Explicit (Forward) and Implicit (Backward) Euler Methods in Python

Question

I am trying to implement both the explicit and implicit Euler methods to approximate a solution for the following ODE:

dx/dt = -kx, where k = cos(2 pi t), and x(0) = 1

Euler's methods use finite differencing to approximate a derivative:

dx/dt = (x(t+dt) - x(t)) / dt

The forward method explicitly calculates x(t+dt) based on a previous solution x(t):

x(t+dt) = x(t) + f(x,t)dt

The backwards method is implicit, and finds the solution x(t+dt) by solving an equation involving the current state of the system x(t) and the later one x(t+dt):

x(t) = x(t+dt) - f(x,(t+dt))dt

My code for approximating a solution to dx/dt = -kx, x(0) = 1 and plotting it alongside the actual solution is given below:

### Import Necessary Packages
import matplotlib.pyplot as plt
import numpy as np
%config InlineBackend.figure_format = 'retina'
plt.rcParams['figure.figsize'] = (10.0, 6.0)

### Defining Basic Data
t0 = 0                                # initial t
tf = 4*np.pi                          # final t       
N = 1000                              # factor affecting time step size
dt = (4*np.pi)/N                      # time step size (as a factor of N)
t = np.linspace(t0,tf,N)              # defining a vector of t values from t0 to tf  
x0 = 1                                # initial x
x = np.zeros([N])                     # initializing array for x values
f = lambda x,t: -np.cos(2*np.pi*t)*x  # defining f(x,t) on RHS on ODE

### Define a Function for Euler's Forward Method ###
def ForwardEuler(f,x0,t):
    x[0] = x0
    for i in range(1,N-1):
        x[i+1] = x[i] + (f(x[i],t[i]))*dt
    return x

# Plot Solution
forward = ForwardEuler(f,x0,t)
actual = 1/np.exp((1/(2*np.pi))*np.sin(2*np.pi*t))
plt.plot(t,actual,'r-',t,forward,'b-')
plt.legend(['Actual','Backward Euler'])
plt.xlabel('Time')
plt.ylabel('Amplitude')
plt.title("Solution to $x'=-kx$,   $x$(0)=1")
plt.grid(True);plt.show()

My question lies in how to adapt the for-loop section of the code to display the backward Euler method instead of forward Euler method. I am having trouble with this since the equations require you to know x[i+1] in order to solve x[i+1].
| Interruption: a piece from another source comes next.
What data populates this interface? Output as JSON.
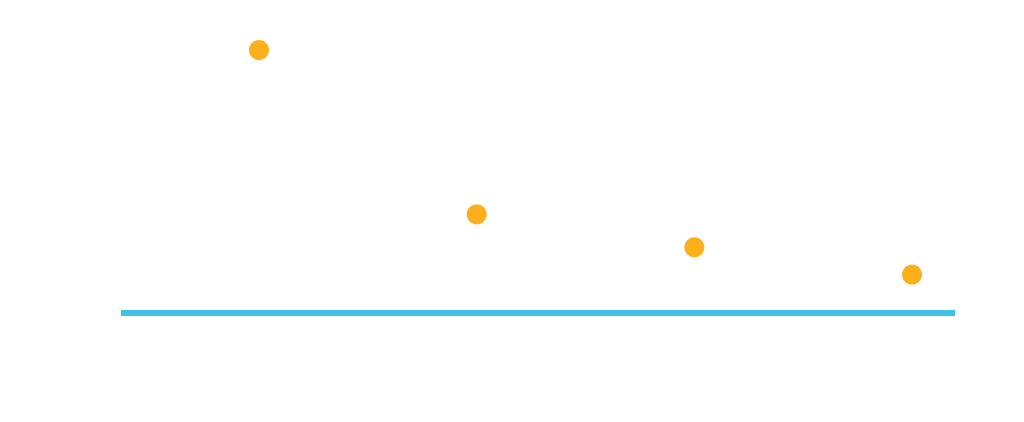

I believe the backwards for-loop would be what is given below, but I am unsure:

def BackwardEuler(f,x0,t):
    x[0] = x0
    for i in range(1,N-1):
        x[i] = x[i+1] - (f(x[i+1],t[i+1]))*dt
    return x

I have found very few resources online and am at a complete loss. Any help on this would be appreciated! Thank you!

Answer 1

In your for-loop you need the range to start at 0, otherwise you are missing x[0]: for i in range[0,N-1]:

As a result I saw that in time the sinewave slowly goes down. This is what the 'actual' function does not do. It has to do with the size of td. If you make td smaller, the sinewave decends less and the error is less between 'actual' and 'forward'.

Answer 2

Usually, for Backward Euler and Trapezoidal Rule, you write the expression as a equation (or a system of equations), then solve it (i.e. find its zeros). The zeros represent the value of x[i+1].

For example, for Backward Euler, the system is:

x[i+1] = x[i] + (f(x[i+1],t[i+1]))*dt

Which you can rewrite as:

x[i+1] - x[i] - dt*f(x[i+1], t[i+1]) = 0

The values x[i] and t[i+1] are known. The only unknown is x[i+1]. You can solve this system numerically (using something like fsolve), and the solution would be your x[i+1]. It is possible, of course, that you get more than one solution. You have to select the one that fits your problem (i.e. x cannot be an imaginary number, or x cannot be negative, etc.)

The same technique can be applied for Trapezoidal Rule, with the system being:

x[i+1] - x[i] - (f(x[i],t[i]) + f(x[i+1],t[i+1]))*(dt/2) = 0

PS: Check out Computational Science StackExchange. It is more suitable for question related to numerical and computational methods.